Um diese Chancen zu nutzen, müssen wir aber einmal einen Entscheid gefällt haben. – Wir müssen die Erlösung annehmen. Wir müssen so stark sein, ein riesiges Geschenk – das Geschenk "Leben" annehmen zu können. Sie werden das ohne „gesundes Selbstbewusstsein“ nicht schaffen. Sie dürfen sich natürlich unwürdig fühlen, sie dürfen sich auch unsicher fühlen, weil sie nicht wissen, was das Annehmen dieses Geschenkes für Konsequenzen hat, aber sie müssen stark genug sein, den Tod ihres dereinstigen Richters anzunehmen, damit sie leben können. Denn die Bibel sagt uns, dass wir ohne dieses Geschenk nicht wirklich leben. Die Schwierigkeit dabei ist das Weitergeben dieser Botschaft: Wie kann man einem Toten erklären, was Leben ist?

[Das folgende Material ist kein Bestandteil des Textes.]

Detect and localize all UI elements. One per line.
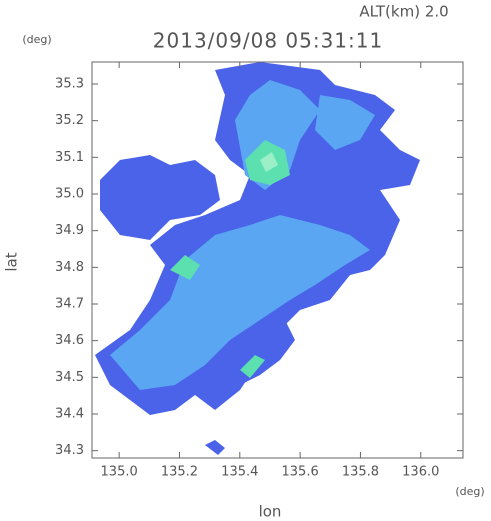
altitude-label: ALT(km) 2.0 (359, 3, 448, 21)
y-tick-label: 35.3 (55, 77, 84, 92)
y-tick-label: 34.5 (55, 370, 84, 385)
x-tick-label: 135.2 (161, 465, 198, 480)
chart-title: 2013/09/08 05:31:11 (153, 29, 383, 53)
y-tick-label: 34.8 (55, 260, 84, 275)
y-tick-label: 34.7 (55, 297, 84, 312)
y-tick-label: 34.9 (55, 223, 84, 238)
y-tick-label: 34.6 (55, 333, 84, 348)
x-tick-label: 135.4 (221, 465, 258, 480)
plot-frame (91, 61, 464, 459)
x-axis-label: lon (259, 503, 282, 521)
x-tick-label: 135.6 (282, 465, 319, 480)
x-tick-label: 136.0 (402, 465, 439, 480)
y-axis-label: lat (3, 252, 21, 271)
x-unit: (deg) (455, 485, 484, 498)
y-tick-label: 34.3 (55, 443, 84, 458)
radar-echo (95, 62, 420, 455)
x-tick-label: 135.8 (342, 465, 379, 480)
y-unit: (deg) (22, 33, 51, 46)
y-tick-label: 34.4 (55, 407, 84, 422)
y-tick-label: 35.1 (55, 150, 84, 165)
y-tick-label: 35.0 (55, 187, 84, 202)
y-tick-label: 35.2 (55, 113, 84, 128)
x-tick-label: 135.0 (101, 465, 138, 480)
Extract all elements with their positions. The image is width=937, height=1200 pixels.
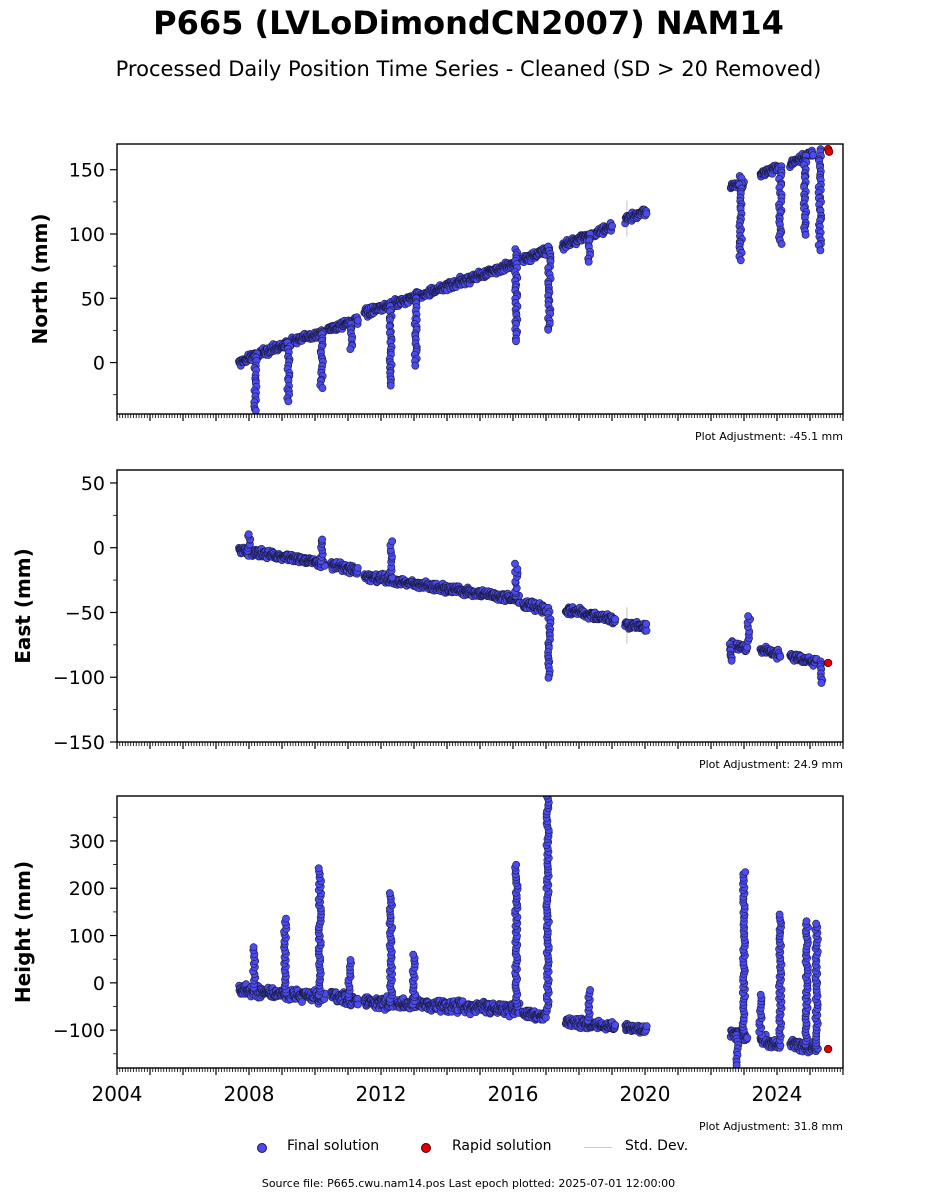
y-axis-label: East (mm) [11, 548, 35, 664]
final-point [642, 620, 651, 628]
final-point [544, 325, 553, 334]
final-point [801, 230, 810, 239]
final-point [777, 240, 786, 248]
final-point [817, 679, 826, 687]
y-tick-label: 200 [69, 878, 105, 900]
final-point [284, 397, 293, 406]
final-point [584, 257, 593, 266]
rapid-point [824, 1044, 833, 1054]
final-point [611, 615, 620, 624]
final-point [736, 256, 745, 265]
final-point [251, 406, 260, 414]
final-point [611, 1021, 619, 1029]
final-point [409, 950, 418, 959]
final-point [298, 998, 306, 1006]
y-tick-label: −100 [53, 667, 105, 689]
y-axis-label: North (mm) [28, 213, 52, 344]
final-point [318, 384, 327, 392]
y-tick-label: −150 [53, 732, 105, 754]
final-point [544, 674, 553, 682]
plot-adjustment-note: Plot Adjustment: 24.9 mm [699, 758, 843, 771]
final-point [346, 345, 355, 353]
final-point [512, 860, 521, 869]
final-point [743, 643, 752, 652]
rapid-point [824, 147, 834, 156]
final-point [346, 956, 355, 964]
final-point [732, 1061, 741, 1068]
rapid-point [824, 658, 833, 668]
final-point [511, 559, 519, 568]
final-point [744, 612, 752, 621]
y-tick-label: 50 [81, 473, 105, 495]
final-point [776, 652, 785, 661]
plot-adjustment-note: Plot Adjustment: -45.1 mm [695, 430, 843, 443]
final-point [353, 316, 362, 325]
final-point [756, 990, 765, 999]
final-point [249, 943, 258, 952]
final-point [608, 222, 616, 230]
final-point [642, 209, 651, 218]
final-point [816, 246, 825, 255]
final-point [282, 914, 290, 923]
final-point [812, 919, 820, 928]
final-point [542, 796, 551, 800]
final-point [642, 626, 651, 635]
final-point [353, 564, 362, 572]
final-point [802, 917, 811, 926]
final-point [314, 864, 323, 873]
final-point [244, 530, 253, 539]
final-point [775, 910, 784, 919]
final-point [385, 889, 394, 898]
final-point [542, 1013, 550, 1022]
y-tick-label: −50 [65, 602, 105, 624]
y-tick-label: 50 [81, 288, 105, 310]
panel-3-data [235, 796, 833, 1068]
panel-1-data [235, 144, 834, 414]
panel-2-data [235, 530, 833, 687]
plot-frame [116, 795, 844, 1069]
final-point [512, 337, 520, 346]
final-point [727, 656, 736, 665]
final-point [386, 381, 395, 390]
final-point [642, 1022, 651, 1031]
final-point [411, 361, 420, 370]
y-tick-label: 300 [69, 831, 105, 853]
y-tick-label: 100 [69, 926, 105, 948]
plot-frame [116, 469, 844, 743]
y-tick-label: 0 [93, 538, 105, 560]
final-point [743, 1033, 752, 1042]
final-point [354, 1000, 362, 1009]
y-tick-label: 100 [69, 224, 105, 246]
chart-title: P665 (LVLoDimondCN2007) NAM14 [153, 4, 784, 42]
y-tick-label: −100 [53, 1020, 105, 1042]
final-point [741, 868, 750, 876]
final-point [388, 537, 397, 546]
panel-2: −150 −100 −50 0 50 East (mm) Plot Adjustment: … [11, 469, 844, 771]
final-point [318, 535, 327, 544]
panel-1: 0 50 100 150 North (mm) Plot Adjustment: -45.… [28, 143, 844, 443]
final-point [586, 986, 594, 994]
chart-subtitle: Processed Daily Position Time Series - C… [115, 57, 822, 81]
y-tick-label: 0 [93, 353, 105, 375]
y-tick-label: 150 [69, 160, 105, 182]
y-tick-label: 0 [93, 973, 105, 995]
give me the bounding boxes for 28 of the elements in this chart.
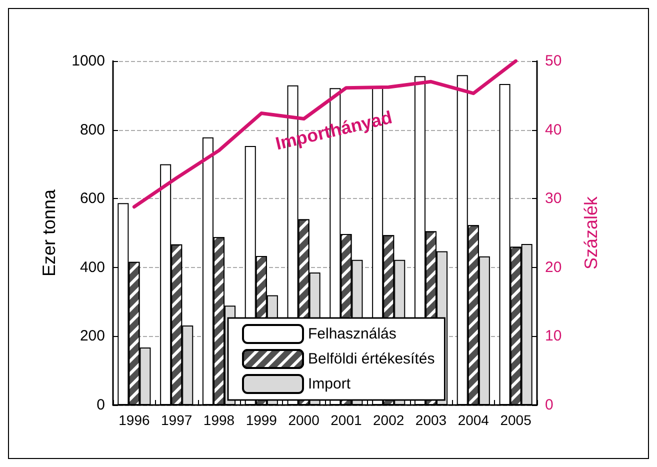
x-tick-label: 1999: [246, 412, 278, 428]
legend-label: Belföldi értékesítés: [308, 350, 435, 368]
x-tick-label: 2005: [500, 412, 532, 428]
x-tick-label: 2003: [415, 412, 447, 428]
y2-tick-label: 20: [545, 258, 562, 276]
x-tick-label: 2001: [330, 412, 362, 428]
legend-label: Felhasználás: [308, 326, 396, 342]
y-tick-label: 200: [80, 328, 105, 345]
y-axis-title: Ezer tonna: [39, 188, 59, 277]
y-tick-label: 400: [80, 258, 105, 276]
y2-tick-label: 50: [545, 52, 562, 70]
x-tick-label: 2002: [373, 412, 404, 428]
y-tick-label: 0: [96, 396, 105, 414]
x-tick-label: 1996: [118, 412, 150, 428]
x-tick-label: 2004: [458, 412, 490, 428]
y2-tick-label: 10: [545, 328, 562, 345]
y-tick-label: 600: [80, 190, 105, 208]
line-series: [132, 59, 518, 209]
y2-tick-label: 40: [545, 121, 562, 138]
y-tick-label: 1000: [72, 52, 105, 70]
y-tick-label: 800: [80, 121, 105, 138]
y2-axis-title: Százalék: [581, 195, 601, 270]
y2-tick-label: 0: [545, 396, 554, 414]
legend-label: Import: [308, 376, 352, 392]
x-tick-label: 2000: [288, 412, 320, 428]
x-tick-label: 1998: [203, 412, 235, 428]
x-tick-label: 1997: [161, 412, 192, 428]
y2-tick-label: 30: [545, 190, 562, 208]
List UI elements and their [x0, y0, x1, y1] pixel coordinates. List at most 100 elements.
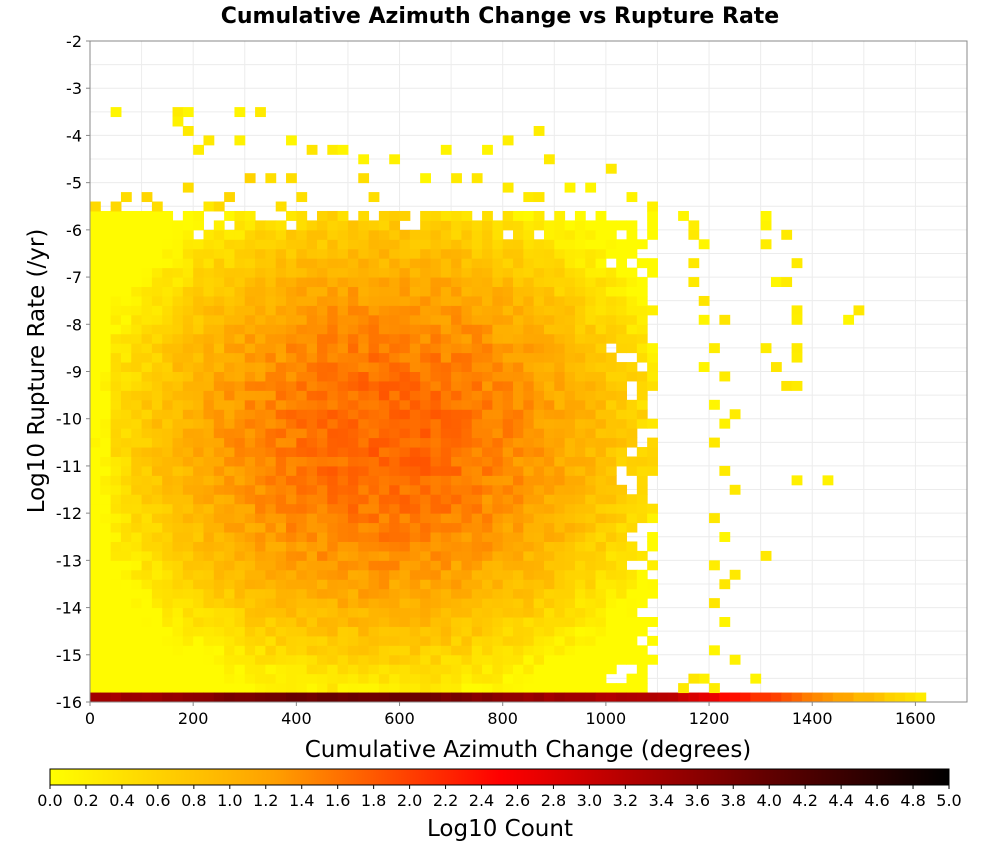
heatmap-cell [760, 550, 772, 561]
heatmap-cell [440, 598, 452, 609]
heatmap-cell [327, 229, 339, 240]
heatmap-cell [513, 513, 524, 524]
heatmap-cell [213, 541, 225, 552]
heatmap-cell [141, 220, 153, 231]
heatmap-cell [275, 550, 287, 561]
heatmap-cell [224, 267, 235, 278]
heatmap-cell [595, 277, 607, 288]
heatmap-cell [306, 588, 318, 599]
heatmap-cell [172, 258, 184, 269]
heatmap-cell [492, 399, 504, 410]
heatmap-cell [471, 598, 483, 609]
heatmap-cell [729, 654, 741, 665]
heatmap-cell [533, 626, 545, 637]
heatmap-cell [100, 380, 112, 391]
heatmap-cell [172, 475, 184, 486]
heatmap-cell [378, 248, 390, 259]
heatmap-cell [605, 532, 617, 542]
heatmap-cell [502, 532, 514, 542]
heatmap-cell [492, 550, 504, 561]
heatmap-cell [347, 267, 359, 278]
heatmap-cell [296, 305, 308, 316]
heatmap-cell [306, 664, 318, 675]
heatmap-cell [420, 447, 431, 457]
heatmap-cell [151, 371, 163, 382]
heatmap-cell [100, 447, 112, 457]
heatmap-cell [513, 371, 524, 382]
heatmap-cell [605, 522, 617, 533]
heatmap-cell [100, 314, 112, 325]
heatmap-cell [265, 352, 277, 363]
heatmap-cell [244, 248, 256, 259]
heatmap-cell [482, 248, 493, 259]
heatmap-cell [378, 683, 390, 694]
heatmap-cell [513, 588, 524, 599]
heatmap-cell [213, 399, 225, 410]
heatmap-cell [172, 428, 184, 439]
heatmap-cell [286, 428, 297, 439]
heatmap-cell [337, 484, 349, 495]
heatmap-cell [255, 673, 266, 684]
heatmap-cell [513, 456, 524, 467]
heatmap-cell [574, 352, 586, 363]
heatmap-cell [193, 598, 204, 609]
heatmap-cell [533, 475, 545, 486]
x-tick-label: 0 [85, 709, 95, 728]
heatmap-cell [368, 683, 380, 694]
heatmap-cell [286, 409, 297, 420]
heatmap-cell [244, 324, 256, 335]
heatmap-cell [533, 513, 545, 524]
heatmap-cell [90, 664, 101, 675]
heatmap-cell [471, 475, 483, 486]
heatmap-cell [358, 352, 370, 363]
heatmap-cell [564, 560, 576, 571]
y-axis-label: Log10 Rupture Rate (/yr) [24, 229, 50, 514]
heatmap-cell [523, 475, 535, 486]
heatmap-cell [275, 418, 287, 429]
heatmap-cell [368, 579, 380, 590]
heatmap-cell [110, 201, 122, 212]
heatmap-cell [626, 645, 638, 656]
heatmap-cell [430, 484, 442, 495]
heatmap-cell [482, 673, 493, 684]
heatmap-cell [595, 295, 607, 306]
heatmap-cell [347, 409, 359, 420]
heatmap-cell [306, 399, 318, 410]
heatmap-cell [203, 522, 215, 533]
heatmap-cell [110, 305, 122, 316]
heatmap-cell [502, 352, 514, 363]
heatmap-cell [616, 399, 628, 410]
heatmap-cell [523, 409, 535, 420]
heatmap-cell [378, 210, 390, 221]
heatmap-cell [224, 532, 235, 542]
heatmap-cell [327, 550, 339, 561]
heatmap-cell [337, 314, 349, 325]
heatmap-cell [172, 654, 184, 665]
heatmap-cell [616, 267, 628, 278]
heatmap-cell [120, 588, 132, 599]
heatmap-cell [224, 541, 235, 552]
heatmap-cell [564, 569, 576, 580]
heatmap-cell [234, 447, 246, 457]
heatmap-cell [296, 607, 308, 618]
heatmap-cell [337, 654, 349, 665]
heatmap-cell [471, 522, 483, 533]
heatmap-cell [616, 314, 628, 325]
heatmap-cell [420, 484, 431, 495]
heatmap-cell [874, 692, 885, 703]
heatmap-cell [358, 503, 370, 514]
heatmap-cell [440, 645, 452, 656]
heatmap-cell [120, 626, 132, 637]
heatmap-cell [554, 532, 566, 542]
heatmap-cell [347, 673, 359, 684]
heatmap-cell [358, 418, 370, 429]
heatmap-cell [347, 352, 359, 363]
heatmap-cell [554, 673, 566, 684]
heatmap-cell [100, 683, 112, 694]
heatmap-cell [182, 295, 194, 306]
heatmap-cell [688, 220, 700, 231]
heatmap-cell [595, 352, 607, 363]
heatmap-cell [585, 532, 597, 542]
heatmap-cell [255, 598, 266, 609]
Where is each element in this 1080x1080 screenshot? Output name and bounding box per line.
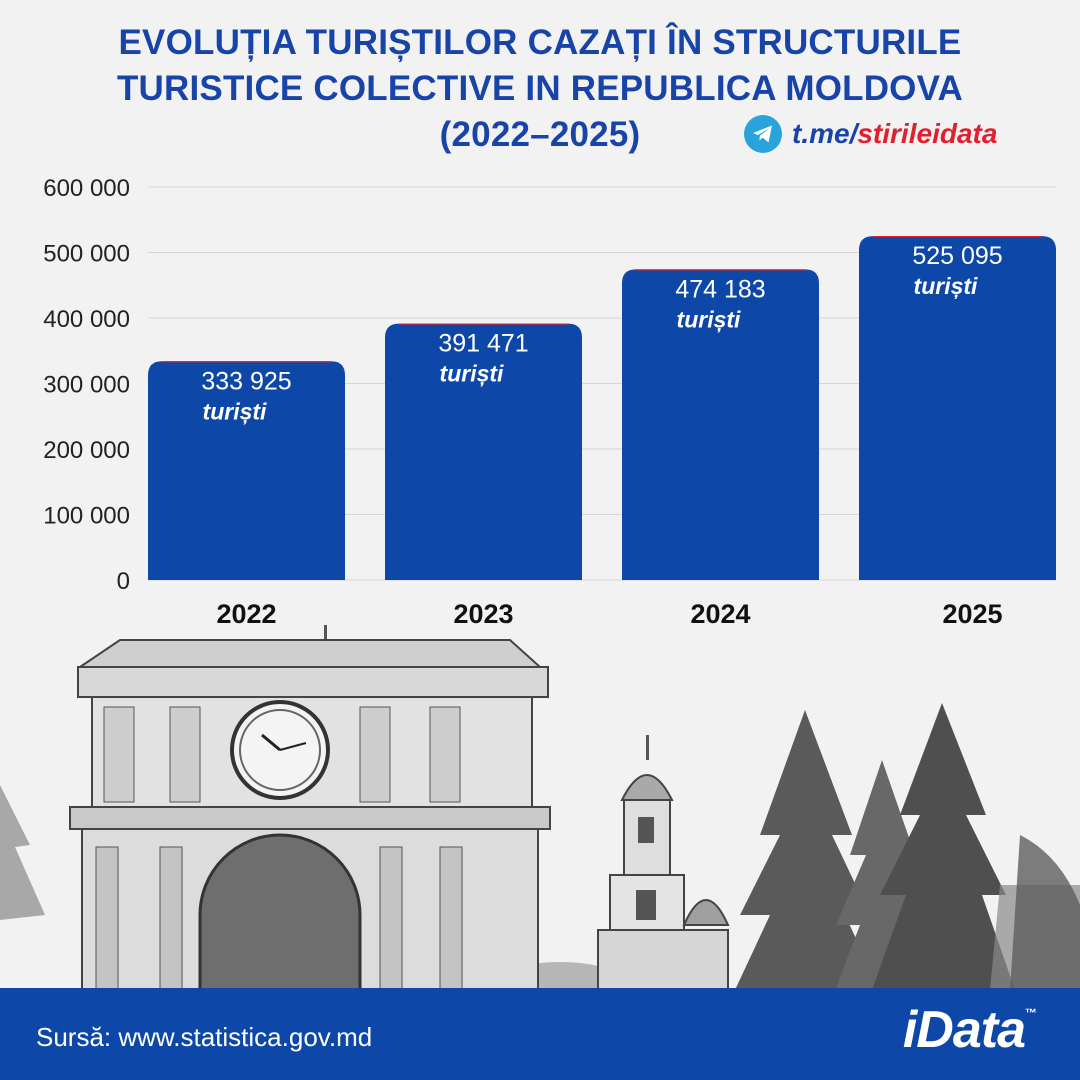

So müssen wir ein Geschenk annehmen, von dem wir nicht wissen, was es ist. Es ist einfach eine riesige Wundertüte. Eine Wundertüte, die bestimmt nicht enttäuscht! Die aber durchaus einige Achterbahnfahrten beinhalten kann.

Ein guter Freund von mir, ein Mann mit sehr gesundem Ego, hat ein Gebet gesprochen, als er dieses Geschenk annahm, das etwa so lautete: "Herr ich möchte mein Leben Ihnen ganz übergeben, mach mit mir, was du willst, aber bitte lass es nie langweilig werden, ich möchte etwas erleben!" Er hatte Angst, vor dem Bild mit den Engeln, die auf einer Wolke sitzen und den ganzen Tag Harfe spielen. Gott hat diesen Wunsch sehr ernst genommen! Das Image vom "frommen" Christentum, das nur aus Beten, Arbeit dem verklärten Singen von frommen Liedern besteht, hat er nie kennen gelernt. Dabei ist er nun schon viele Jahre im vollzeitlichen Dienst in christlichen Institutionen. Das Erhören, auch von solchen Gebeten, ist für mich eines der Zeichen, dass Gott uns wirklich mit unserem ganzen Willen haben will – oder gar nicht! - Also: Was wollen wir? Was will ICH?